Входим не без опаски. Но внутри обыденно: кресла, столы, пульт управления – обыкновенная диспетчерская. Единственная странность: на потолке тоже пульты, столы и кресла.

Только там зеленые, а на полу красные. Как будто можно спутать пол и потолок.

– Сегодня вы побываете на всех планетах по очереди, – говорит современный волшебник – Ученый, Который Может Все.

Зажигаются экраны в нишах, заменяющих окна. Пейзаж родимого Вдага – тростники над бурой застоявшейся водой.

По тростникам пробегают травяные волны. Гребни желтоватые, впадины зеленые.

– Ну, едем в космос!

Горизонт шире и шире, отступает оливково-желтый ковер.

Отступает и голубеет, словно уходит вдаль. Ощущение такое, будто входишь в воду. Тело легче, руки сильнее. И вдруг, оттолкнувшись, всплываешь, начинаешь парить в немокрой жидкости. Голова слегка кружится. Правая, левая где сторона?

– Межпланетная невесомость, – поясняет волшебник, уверенно всплывая рядом.

На экранах черный бархат со звездной вышивкой.

– Правьте на кресла, – предупреждает гостеприимный волшебник. – Сейчас мы причалим.

Сам он уже держится рукой за спинку. То ли висит, то ли стойку делает – тут нет разницы. Плыву к нему, потом неловко плюхаюсь рядом. И лишь тогда замечаю, что попал в зеленое кресло, значит, сижу на потолке. Сижу головой вниз, как муха, но чувствую потолок полом. И ноги твердо стоят на потолке. А небо на экранах ближе к полу. Небо чернозвездное.

Под ним остроконечные скалы. И оспины бесчисленных кратеров. Лунный пейзаж.

– А теперь посетим большую планету.

На экранах звезды гаснут. Солнце тонет в струях мутного дыма.

А на меня навалился гигант-невидимка. Налег на плечи, вдавливает в кресло. Стонут пружины под тяжестью, врезались в кожу складки костюма, ребра трещат. Вижу, как стареет на глазах волшебник: горбится, обвисают щеки и веки, мешки набрякли под веками. Даже он, Который Может Все, не может вытерпеть перегрузки.

– Четыре «же», – хрипит он. – Довольно?

Веками киваю. Даже рот открыть тяжко. А голову опускать некуда: итак подбородок на груди.
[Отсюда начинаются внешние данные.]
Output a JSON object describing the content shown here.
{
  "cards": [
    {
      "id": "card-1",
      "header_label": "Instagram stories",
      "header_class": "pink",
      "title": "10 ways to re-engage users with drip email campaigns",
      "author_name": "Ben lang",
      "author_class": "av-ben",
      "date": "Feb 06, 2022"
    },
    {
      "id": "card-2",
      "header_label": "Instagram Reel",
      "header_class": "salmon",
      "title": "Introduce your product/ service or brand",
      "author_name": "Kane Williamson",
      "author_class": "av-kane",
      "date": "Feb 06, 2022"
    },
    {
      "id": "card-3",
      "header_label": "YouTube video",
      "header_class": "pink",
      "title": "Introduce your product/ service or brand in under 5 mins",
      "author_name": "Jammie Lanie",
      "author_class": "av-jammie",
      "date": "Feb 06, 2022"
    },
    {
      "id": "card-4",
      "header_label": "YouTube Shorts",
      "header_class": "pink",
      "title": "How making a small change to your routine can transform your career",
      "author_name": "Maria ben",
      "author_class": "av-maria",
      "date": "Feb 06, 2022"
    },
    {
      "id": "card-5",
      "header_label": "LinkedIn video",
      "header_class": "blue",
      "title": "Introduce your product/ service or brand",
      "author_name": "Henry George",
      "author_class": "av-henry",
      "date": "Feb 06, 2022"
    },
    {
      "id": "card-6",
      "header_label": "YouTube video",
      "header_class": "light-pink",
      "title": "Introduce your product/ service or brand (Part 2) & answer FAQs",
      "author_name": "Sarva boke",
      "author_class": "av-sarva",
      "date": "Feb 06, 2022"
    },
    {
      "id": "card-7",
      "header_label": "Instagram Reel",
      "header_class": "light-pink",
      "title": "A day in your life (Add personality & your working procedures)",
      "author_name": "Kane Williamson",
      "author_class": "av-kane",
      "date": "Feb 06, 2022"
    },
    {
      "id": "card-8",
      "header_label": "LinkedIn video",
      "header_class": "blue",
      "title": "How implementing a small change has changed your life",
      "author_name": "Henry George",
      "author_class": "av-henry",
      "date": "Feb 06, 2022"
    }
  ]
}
Веснушчатая рука продвигается к кнопкам пульта.

Отпустило!

– Восемь «же» переносил я в молодости, – вздыхает волшебник. – А наши космонавты тренируются при двенадцати. И выше…

– Да, для космонавтов это подходит, – соглашаюсь отдышавшись. – Но к чему это нам, простым смертным?

И тогда волшебник ведет меня к другому чуду.

Водовспрыг

Никаких домиков. У отвесного обрыва стоит одиноко еще один бетонный паук, но четырехногий, а не трехногий. Четвертая нога задрана, возложена на уступ горы. А между трех стоячих струится обыкновенная речка, журчит, играет на камешках, на солнце поблескивает.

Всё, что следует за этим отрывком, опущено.